Soudan : 13 morts et 6 blessés dans l’effondrement d’une mine d’or artisanale illégale au Kordofan

Soudan : 13 morts et 6 blessés dans l’effondrement d’une mine d’or artisanale illégale au Kordofan

Un effondrement tragique dans une mine d’or artisanale a coûté la vie à au moins 13 mineurs et en a blessé six autres dans l’État du Kordofan du Sud, une région du sud du Soudan particulièrement touchée par le conflit armé en cours, a annoncé mercredi la Sudanese Mineral Resources Company (SMRC), l’entité publique chargée de superviser le secteur minier.

L’accident s’est produit vendredi 23 janvier dans cinq puits abandonnés et officiellement scellés du site minier d’Oum Fakroun (ou Umm Fakroun), situé près de la localité d’Abou Joubaiha (Abu Jubaiha), selon le communiqué officiel de la SMRC publié sur ses réseaux. Les autorités expliquent que ces puits, fermés pour des raisons de sécurité, ont été illégalement réinvestis par des mineurs clandestins. Ces derniers auraient sectionné les soutènements en bois ou en métal qui maintenaient la stabilité des galeries, rendant les structures instables et provoquant l’effondrement soudain. Des recherches pour d’éventuels disparus supplémentaires étaient toujours en cours au moment de la publication du bilan définitif.

Le Soudan figure parmi les plus grands producteurs d’or du continent africain, un minerai devenu vital pour l’économie nationale ravagée par la guerre. Le conflit déclenché en avril 2023 entre l’armée régulière dirigée par le général Abdel Fattah al-Burhane et les Forces de soutien rapide (FSR) paramilitaires du général Mohamed Hamdan Daglo (« Hemeti ») a transformé l’or en une ressource stratégique majeure : les deux camps financent leurs opérations militaires grâce au contrôle ou à la taxation des sites miniers, souvent par la force.

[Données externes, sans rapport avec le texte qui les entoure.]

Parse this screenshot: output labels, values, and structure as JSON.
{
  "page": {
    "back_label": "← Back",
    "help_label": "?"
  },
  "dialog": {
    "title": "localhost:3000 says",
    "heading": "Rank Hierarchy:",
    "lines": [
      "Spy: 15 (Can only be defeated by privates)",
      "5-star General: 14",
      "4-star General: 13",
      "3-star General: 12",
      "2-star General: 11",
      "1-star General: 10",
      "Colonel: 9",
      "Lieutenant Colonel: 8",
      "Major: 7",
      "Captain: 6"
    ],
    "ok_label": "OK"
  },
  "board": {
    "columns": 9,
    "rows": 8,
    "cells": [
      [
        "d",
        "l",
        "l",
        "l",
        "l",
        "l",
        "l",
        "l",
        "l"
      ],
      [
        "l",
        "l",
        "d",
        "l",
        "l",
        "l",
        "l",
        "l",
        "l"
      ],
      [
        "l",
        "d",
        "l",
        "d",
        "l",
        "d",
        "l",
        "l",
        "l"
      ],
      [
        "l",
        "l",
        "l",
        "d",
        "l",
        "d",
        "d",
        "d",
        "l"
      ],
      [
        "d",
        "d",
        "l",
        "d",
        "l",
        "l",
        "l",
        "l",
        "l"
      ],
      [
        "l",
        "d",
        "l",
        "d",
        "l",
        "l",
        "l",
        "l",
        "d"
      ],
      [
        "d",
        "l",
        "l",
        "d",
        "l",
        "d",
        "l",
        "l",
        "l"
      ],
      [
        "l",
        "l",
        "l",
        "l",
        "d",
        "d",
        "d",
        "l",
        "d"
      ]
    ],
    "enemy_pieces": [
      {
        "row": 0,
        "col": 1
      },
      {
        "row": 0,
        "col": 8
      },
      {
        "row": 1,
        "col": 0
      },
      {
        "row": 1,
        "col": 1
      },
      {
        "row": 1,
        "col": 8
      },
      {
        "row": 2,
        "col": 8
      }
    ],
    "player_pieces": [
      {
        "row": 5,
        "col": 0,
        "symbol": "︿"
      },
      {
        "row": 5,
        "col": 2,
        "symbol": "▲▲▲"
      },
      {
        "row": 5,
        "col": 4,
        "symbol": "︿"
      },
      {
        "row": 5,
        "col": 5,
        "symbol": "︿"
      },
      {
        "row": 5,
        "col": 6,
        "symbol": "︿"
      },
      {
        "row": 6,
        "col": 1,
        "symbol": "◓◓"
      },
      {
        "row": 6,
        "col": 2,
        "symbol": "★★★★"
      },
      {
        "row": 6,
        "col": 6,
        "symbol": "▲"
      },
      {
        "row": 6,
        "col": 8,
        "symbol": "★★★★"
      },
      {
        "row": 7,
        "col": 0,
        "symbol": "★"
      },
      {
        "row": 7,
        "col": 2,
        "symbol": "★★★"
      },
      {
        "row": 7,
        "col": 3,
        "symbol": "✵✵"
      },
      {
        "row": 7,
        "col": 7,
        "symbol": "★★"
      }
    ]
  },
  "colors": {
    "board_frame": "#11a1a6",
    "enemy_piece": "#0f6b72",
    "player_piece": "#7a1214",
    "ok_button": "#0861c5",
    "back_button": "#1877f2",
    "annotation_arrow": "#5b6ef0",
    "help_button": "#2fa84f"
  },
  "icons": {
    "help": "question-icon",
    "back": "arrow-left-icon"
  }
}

Malgré cette instabilité chronique, la production aurifère a rebondi de manière spectaculaire. Après une chute drastique à seulement 2 tonnes en 2023 (au plus fort des combats), elle est remontée à 64 tonnes en 2024, puis a atteint un record de 70 tonnes en 2025, soit 13 % au-dessus des objectifs fixés par le ministère des Mines, selon les annonces officielles de fin décembre 2025. Ce chiffre « record sur cinq ans » a généré environ 1 087 milliards de livres soudanaises (environ 1,8 milliard de dollars) de revenus publics pour le secteur minier.

Pourtant, la majeure partie de cette richesse échappe à l’État. Le ministre des Finances Gibril Ibrahim a révélé que sur les 70 tonnes produites en 2025, seules 20 tonnes environ ont transité par les circuits d’exportation officiels. Le reste – soit plus de 70 % – est détourné via des réseaux de contrebande très organisés, transitant principalement par le Tchad, le Soudan du Sud, l’Égypte et aboutissant souvent aux Émirats arabes unis, qui se positionnent comme le deuxième exportateur mondial d’or (derrière la Suisse). Cette fuite massive prive le pays de devises étrangères cruciales pour importer nourriture, carburant et médicaments en pleine crise humanitaire.

La très grande majorité de l’or soudanais provient d’exploitations artisanales et semi-artisanales comme celle d’Oum Fakroun : des milliers de puits creusés à la main par des mineurs individuels ou en petits groupes, souvent sans permis ni formation. Avant le déclenchement de la guerre, ce secteur informel employait directement ou indirectement plus de deux millions de Soudanais, constituant l’une des rares sources de revenus dans un pays où le chômage et la pauvreté explosent.